De l’art pour penser et comprendre sa relation à la ville. C’est l’exercice auquel se sont livrés sept étudiants de l’École des arts visuels de l’Université de Balamand (ALBA) dans le cadre de l’exposition « The City and I » organisée au palais Sursock à l’initiative de l’Unesco et de l’ambassade de Suisse au Liban et en Syrie.

« The City and I » : l’exploration artistique des étudiants et leur relation intime avec Beyrouth

Travail de Nadine Kerbaj. Photo Gregory Buchakjian

C’est leur rapport à la ville, ce lien intime, personnel, subjectif, émotionnel, présent ou quasi absent qu’ils entretiennent avec Beyrouth que sept étudiants de l’École des arts visuels de l’Université de Balamand (ALBA) ont été invités à explorer et à rendre tangible à travers des œuvres et installations dévoilées et présentées in situ dans le cadre de l’exposition « The City and I » (« La ville et moi »).

Travail de Yasmina Choueiri. Photo Gregory Buchakjian

Organisée à l’initiative de l’Unesco en collaboration avec l’ambassade de Suisse au Liban et en Syrie, l’exposition, organisée du 28 juin au 1er juillet au palais Sursock, a rassemblé également dans ce lieu emblématique des étudiants en arts issus de l’Université libanaise (UL) et de l’Université américaine de Beyrouth (AUB). « Défiés » en quelque sorte « de produire quelque chose qui a un sens », comme l’explique Gregory Buchakjian, directeur de l’École des arts visuels à l’ALBA, Carol Hobeika en 1re année de master, Chloé Hajj, Nadine Kerbaj, Roger Maaraoui, Chaker Abi Rached, Christina Maalouf et Yassmina Choueiri, tous en 2e année d’arts visuels, ont relevé le challenge avec brio.

Travail de Carole Hobeika.
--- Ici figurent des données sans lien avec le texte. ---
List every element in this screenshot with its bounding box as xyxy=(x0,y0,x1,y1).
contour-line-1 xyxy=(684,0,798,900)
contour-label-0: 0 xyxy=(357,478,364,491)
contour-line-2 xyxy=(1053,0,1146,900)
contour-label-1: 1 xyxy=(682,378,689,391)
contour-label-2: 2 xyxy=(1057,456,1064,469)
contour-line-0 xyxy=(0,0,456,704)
Photo Gregory Buchakjian

Les étudiants ont en effet saisi cette opportunité incroyable et se sont engagés audacieusement sur ce « chemin périlleux » parsemé d’enjeux liés d’abord à cet endroit symbolique, à cet espace d’exception que représente le palais Sursock, ensuite à la contrainte temporelle mais surtout au fait qu’ils sont encore de jeunes étudiants qui viennent d’intégrer l’école, qui n’ont jamais exposé devant un public et ne se sont jamais mis à nu sous le regard inquisiteur de l’autre, excepté lorsqu’ils ont pris part, en novembre 2022, à une exposition à l’ambassade de Pologne pour rendre hommage au dramaturge polonais Juliusz Stowacki qui a vécu à Ghazir... Durant environ trois mois, ils ont planché sur leurs projets, s’interrogeant sur leur relation/non-relation à la ville, révisant leurs démarches, expérimentant techniques et processus, effectuant sans cesse des allers-retours entre l’atelier mis à leur disposition par l’université et l’édifice chargé d’histoire sévèrement touché lors de la double explosion du port de Beyrouth survenue le 4 août 2020. Encadrés par M. Buchakjian, mais aussi par Charbel Samuel Aoun, Ricardo Mbarkho et Mayssa Khoury, les « artistes en devenir » se sont exprimés à travers des créations singulières porteuses de sens, illustrant leurs recherches conceptuelles, interprétant leurs vécus et véhiculant leurs ressentis personnels. Ils ont abordé plusieurs médiums : photographie, installation vidéo, sculpture, etc. Agréablement surpris par le résultat, le directeur de l’École des arts visuels à l’ALBA, fier de la participation des étudiants de l’École à trois expositions dont une en Suisse, a estimé que les travaux présentés par les étudiants dans le cadre de The City and I « dégagent beaucoup de sensibilité, de courage et d’engagement de leur part ». Interrogés tour à tour, ces artistes étudiants ont souligné unanimement l’importance de cette occasion qui les a poussés à la réflexion et leur a offert la possibilité d’exposer en tant qu’artistes pour la première fois, dans un cadre aussi historique.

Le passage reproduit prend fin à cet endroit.